Fire and police officials have completed their investigation into the fire that claimed the life of a 14-year-old Niskayuna girl, but some questions remain unanswered.
“The cause and origin of the fire still remain undetermined,” Niskayuna Fire Chief Dale Lingenfelter said Wednesday. “We don’t anticipate any change in that determination until new information becomes available.”
Grace Kline, a seventh-grader at Van Antwerp Middle School, died Friday in the fire that broke out at 2241 Niskayuna Drive around 8 a.m. A neighbor reported heavy smoke coming from the residence, and when firefighters arrived, they found Kline unresponsive. They transported her to Ellis Hospital, where she was pronounced dead.

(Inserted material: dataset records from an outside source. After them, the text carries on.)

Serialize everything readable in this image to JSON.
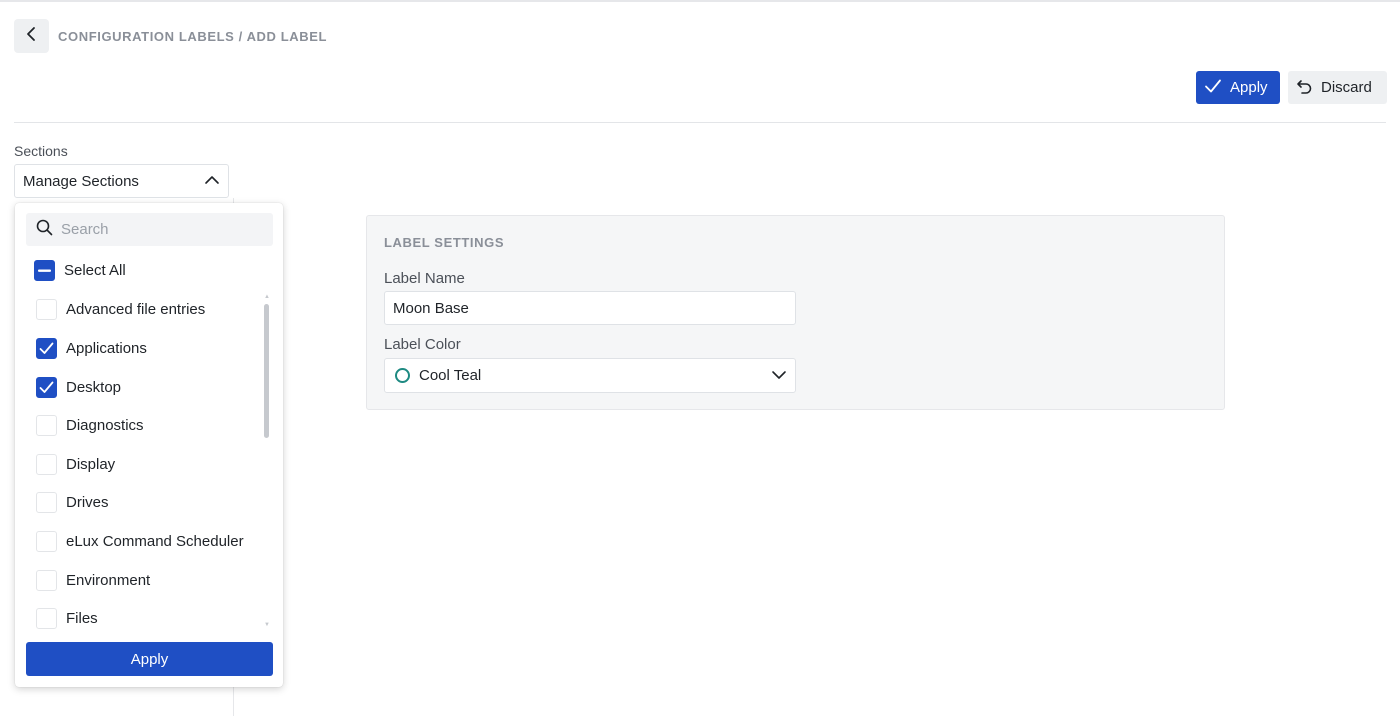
{
  "header": {
    "breadcrumb": "CONFIGURATION LABELS / ADD LABEL",
    "apply_label": "Apply",
    "discard_label": "Discard"
  },
  "sections": {
    "label": "Sections",
    "select_value": "Manage Sections",
    "dropdown": {
      "search_placeholder": "Search",
      "select_all_label": "Select All",
      "select_all_state": "partial",
      "items": [
        {
          "label": "Advanced file entries",
          "checked": false
        },
        {
          "label": "Applications",
          "checked": true
        },
        {
          "label": "Desktop",
          "checked": true
        },
        {
          "label": "Diagnostics",
          "checked": false
        },
        {
          "label": "Display",
          "checked": false
        },
        {
          "label": "Drives",
          "checked": false
        },
        {
          "label": "eLux Command Scheduler",
          "checked": false
        },
        {
          "label": "Environment",
          "checked": false
        },
        {
          "label": "Files",
          "checked": false
        }
      ],
      "apply_label": "Apply"
    }
  },
  "label_settings": {
    "title": "LABEL SETTINGS",
    "name_label": "Label Name",
    "name_value": "Moon Base",
    "color_label": "Label Color",
    "color_value": "Cool Teal",
    "color_hex": "#1e8a82"
  },
  "colors": {
    "primary": "#1f4fc4",
    "muted_text": "#8a8f98"
  }
}
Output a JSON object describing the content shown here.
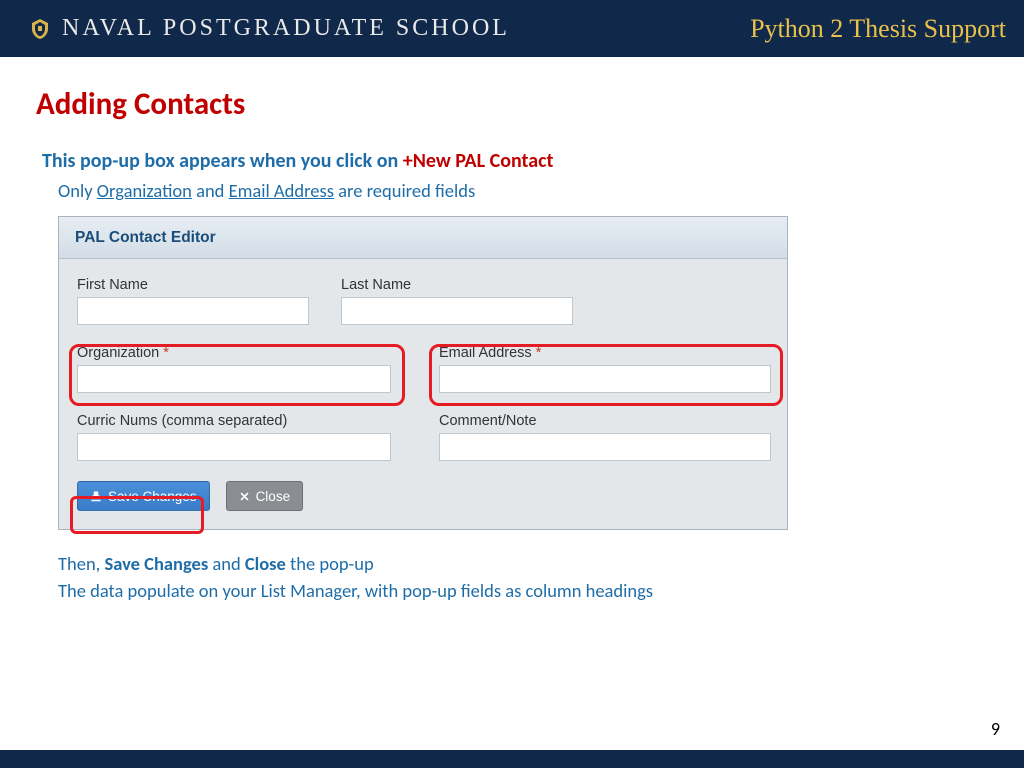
{
  "header": {
    "institution": "NAVAL POSTGRADUATE SCHOOL",
    "course": "Python 2 Thesis Support"
  },
  "page": {
    "title": "Adding Contacts",
    "number": "9"
  },
  "instructions": {
    "line1_prefix": "This pop-up box appears when you click on ",
    "line1_action": "+New PAL Contact",
    "line2_prefix": "Only ",
    "line2_field1": "Organization",
    "line2_mid": " and ",
    "line2_field2": "Email Address",
    "line2_suffix": " are required fields",
    "note1_pre": "Then, ",
    "note1_b1": "Save Changes",
    "note1_mid": " and ",
    "note1_b2": "Close",
    "note1_post": " the pop-up",
    "note2": "The data populate on your List Manager, with pop-up fields as column headings"
  },
  "editor": {
    "title": "PAL Contact Editor",
    "fields": {
      "first_name": {
        "label": "First Name",
        "value": ""
      },
      "last_name": {
        "label": "Last Name",
        "value": ""
      },
      "organization": {
        "label": "Organization ",
        "req": "*",
        "value": ""
      },
      "email": {
        "label": "Email Address ",
        "req": "*",
        "value": ""
      },
      "curric": {
        "label": "Curric Nums (comma separated)",
        "value": ""
      },
      "comment": {
        "label": "Comment/Note",
        "value": ""
      }
    },
    "buttons": {
      "save": "Save Changes",
      "close": "Close"
    }
  }
}
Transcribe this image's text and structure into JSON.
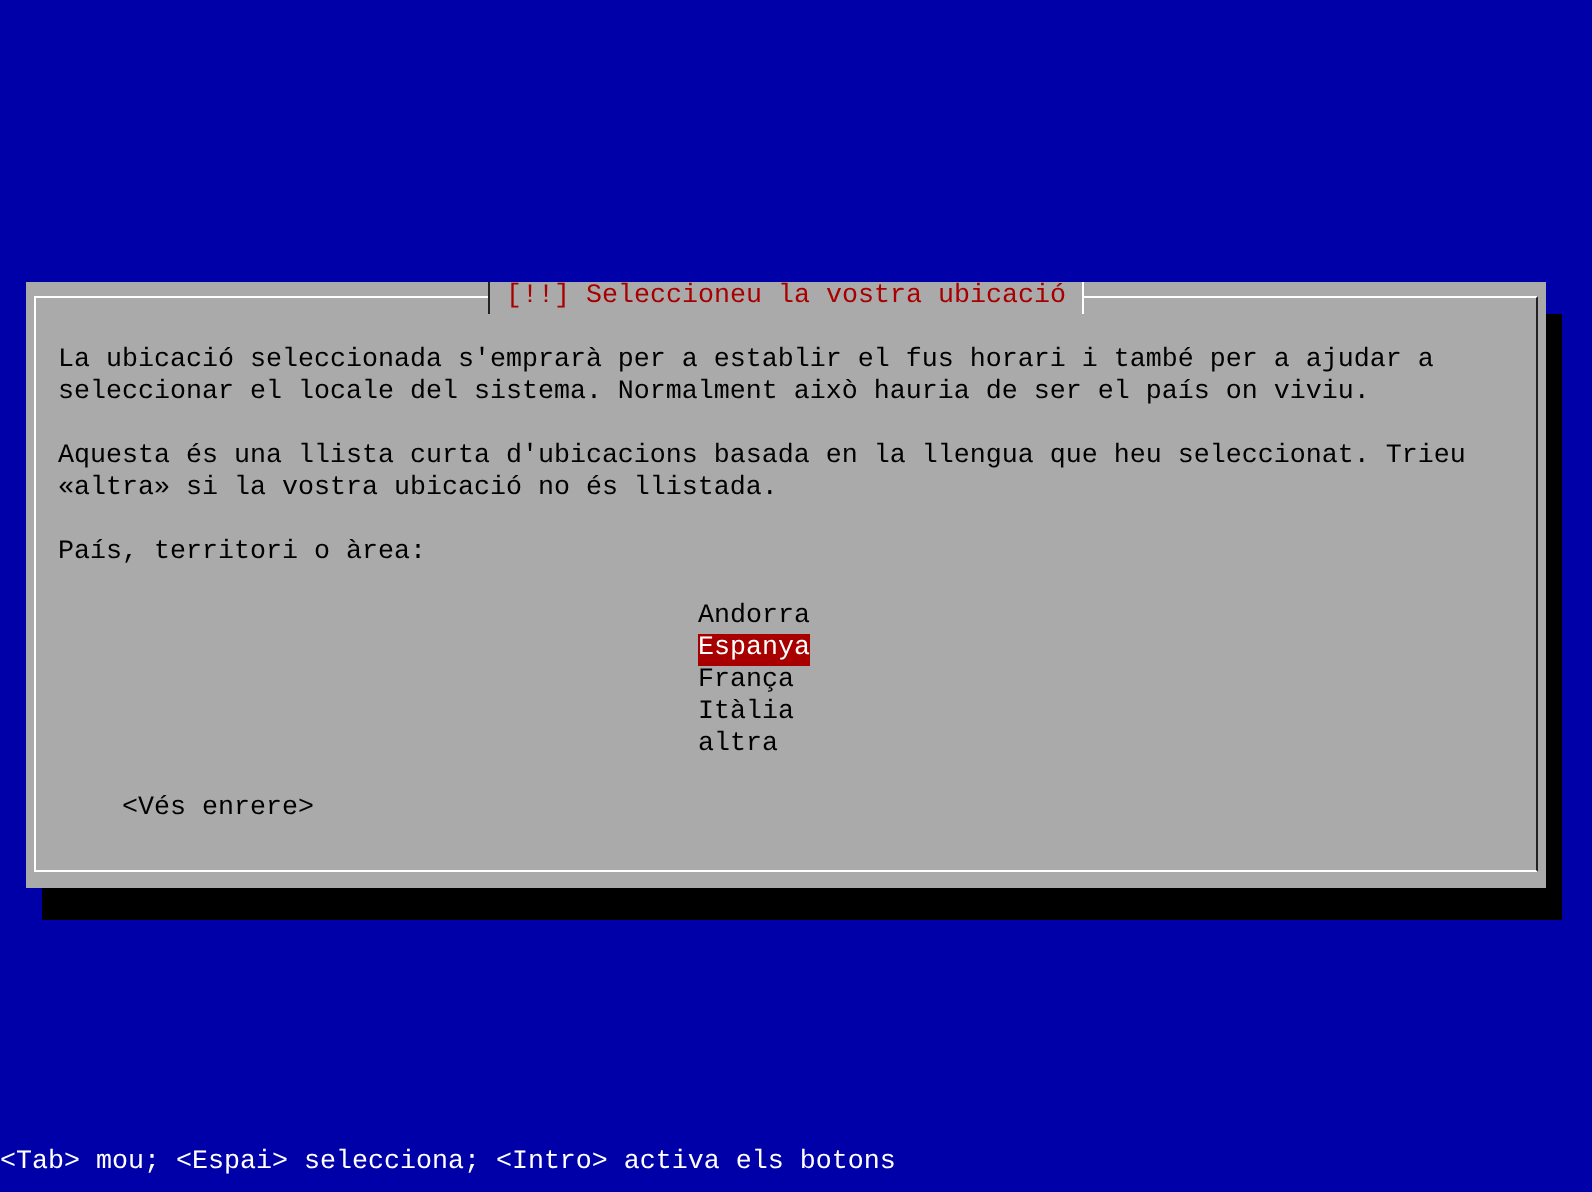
{
  "dialog": {
    "title": "[!!] Seleccioneu la vostra ubicació",
    "paragraphs": [
      "La ubicació seleccionada s'emprarà per a establir el fus horari i també per a ajudar a seleccionar el locale del sistema. Normalment això hauria de ser el país on viviu.",
      "Aquesta és una llista curta d'ubicacions basada en la llengua que heu seleccionat. Trieu «altra» si la vostra ubicació no és llistada."
    ],
    "prompt": "País, territori o àrea:",
    "options": [
      {
        "label": "Andorra",
        "selected": false
      },
      {
        "label": "Espanya",
        "selected": true
      },
      {
        "label": "França",
        "selected": false
      },
      {
        "label": "Itàlia",
        "selected": false
      },
      {
        "label": "altra",
        "selected": false
      }
    ],
    "back_button": "<Vés enrere>"
  },
  "status_bar": "<Tab> mou; <Espai> selecciona; <Intro> activa els botons"
}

Fire officials believe the blaze started in the kitchen and was contained to that area but haven’t been able to determine anything more.
The fire was not criminal in nature, and there were no electrical problems in the area where the fire started, according to Lingenfelter. Its cause will remain an open case.

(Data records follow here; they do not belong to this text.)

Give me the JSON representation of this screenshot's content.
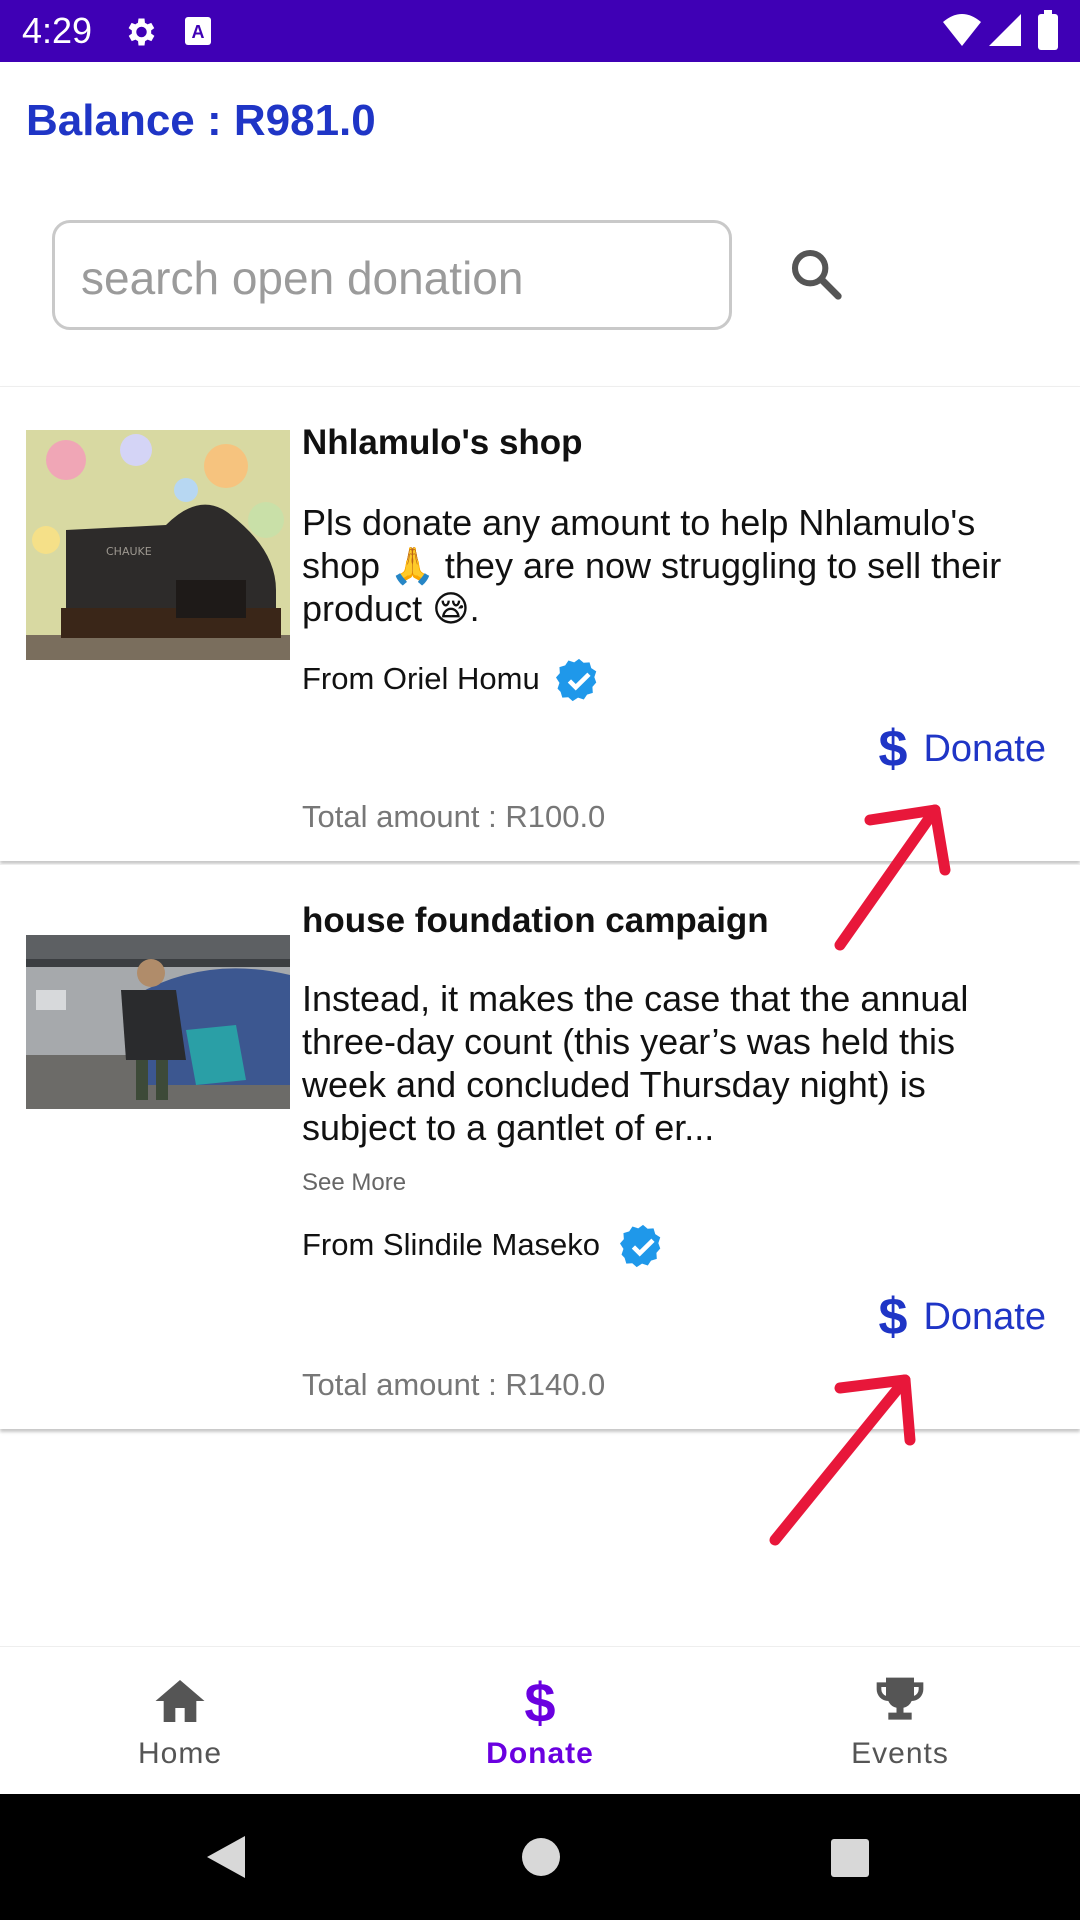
{
  "status_bar": {
    "time": "4:29",
    "icons": [
      "gear-icon",
      "font-a-icon",
      "wifi-icon",
      "cell-signal-icon",
      "battery-icon"
    ],
    "background": "#3f00b5"
  },
  "balance": {
    "text": "Balance : R981.0",
    "color": "#1f35c6"
  },
  "search": {
    "placeholder": "search open donation",
    "value": "",
    "icon": "search-icon"
  },
  "donations": [
    {
      "title": "Nhlamulo's shop",
      "description": "Pls donate any amount to help Nhlamulo's shop 🙏 they are now struggling to sell their product  😪.",
      "from": "From Oriel Homu",
      "verified": true,
      "donate_label": "Donate",
      "total": "Total amount : R100.0",
      "image": "shoe-photo"
    },
    {
      "title": "house foundation campaign",
      "description": "Instead, it makes the case that the annual three-day count (this year’s was held this week and concluded Thursday night) is subject to a gantlet of er...",
      "see_more": "See More",
      "from": "From Slindile Maseko",
      "verified": true,
      "donate_label": "Donate",
      "total": "Total amount : R140.0",
      "image": "homeless-camp-photo"
    }
  ],
  "annotations": {
    "arrow_color": "#e8173a"
  },
  "bottom_nav": {
    "items": [
      {
        "label": "Home",
        "icon": "home-icon",
        "active": false
      },
      {
        "label": "Donate",
        "icon": "dollar-icon",
        "active": true
      },
      {
        "label": "Events",
        "icon": "trophy-icon",
        "active": false
      }
    ],
    "active_color": "#6a00e0"
  },
  "system_nav": {
    "buttons": [
      "back-icon",
      "home-circle-icon",
      "recents-icon"
    ]
  }
}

Lingenfelter was also unable to provide any information about why Kline was unable to get out of the house. It is believed that she had a form of autism. Her father, Keith Kline, was heading home from work to take her to the middle school, which starts classes at 8:50 a.m.

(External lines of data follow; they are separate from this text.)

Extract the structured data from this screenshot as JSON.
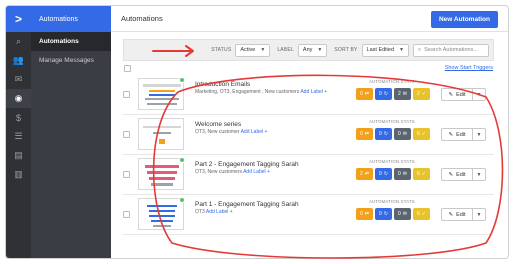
{
  "rail": {
    "logo_icon": "chevron-right-logo",
    "items": [
      {
        "name": "search",
        "glyph": "⌕"
      },
      {
        "name": "contacts",
        "glyph": "👥"
      },
      {
        "name": "campaigns",
        "glyph": "✉"
      },
      {
        "name": "automations",
        "glyph": "◉"
      },
      {
        "name": "deals",
        "glyph": "$"
      },
      {
        "name": "lists",
        "glyph": "☰"
      },
      {
        "name": "forms",
        "glyph": "▤"
      },
      {
        "name": "reports",
        "glyph": "▥"
      }
    ]
  },
  "nav": {
    "header": "Automations",
    "items": [
      "Automations",
      "Manage Messages"
    ]
  },
  "header": {
    "title": "Automations",
    "new_button": "New Automation"
  },
  "filters": {
    "status_label": "STATUS",
    "status_value": "Active",
    "label_label": "LABEL",
    "label_value": "Any",
    "sort_label": "SORT BY",
    "sort_value": "Last Edited",
    "search_placeholder": "Search Automations..."
  },
  "list": {
    "show_triggers": "Show Start Triggers",
    "stats_heading": "AUTOMATION STATS",
    "edit_label": "Edit",
    "rows": [
      {
        "title": "Introduction Emails",
        "tags": "Marketing, OT3, Engagement , New customers",
        "add_label": "Add Label +",
        "active": true,
        "stats": [
          "0",
          "0",
          "2",
          "2"
        ]
      },
      {
        "title": "Welcome series",
        "tags": "OT3, New customer",
        "add_label": "Add Label +",
        "active": false,
        "stats": [
          "0",
          "0",
          "0",
          "0"
        ]
      },
      {
        "title": "Part 2 - Engagement Tagging Sarah",
        "tags": "OT3, New customers",
        "add_label": "Add Label +",
        "active": true,
        "stats": [
          "2",
          "0",
          "0",
          "0"
        ]
      },
      {
        "title": "Part 1 - Engagement Tagging Sarah",
        "tags": "OT3",
        "add_label": "Add Label +",
        "active": true,
        "stats": [
          "0",
          "0",
          "0",
          "0"
        ]
      }
    ]
  },
  "colors": {
    "brand_blue": "#356ae6",
    "annotation_red": "#e53935",
    "stat_orange": "#f3a01b",
    "stat_dark": "#5b6570",
    "stat_yellow": "#e8c22a",
    "active_green": "#5cc06b"
  }
}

The Niskayuna Board of Education held a moment of silence before its Tuesday meeting in honor of Kline. President Deb Oriola also read a letter from the Shenendehowa Board of Education members, expressing their sympathies. That district experienced the deaths of 17-year-olds Chris Stewart and Deanna Rivers in a Dec. 1 crash on the Northway.
“We know how difficult these days are,” Oriola said in reading from the letter.
Superintendent Susan Kay Salvaggio praised the middle school staff for its response to the tragedy and helping students and staff through the grieving process.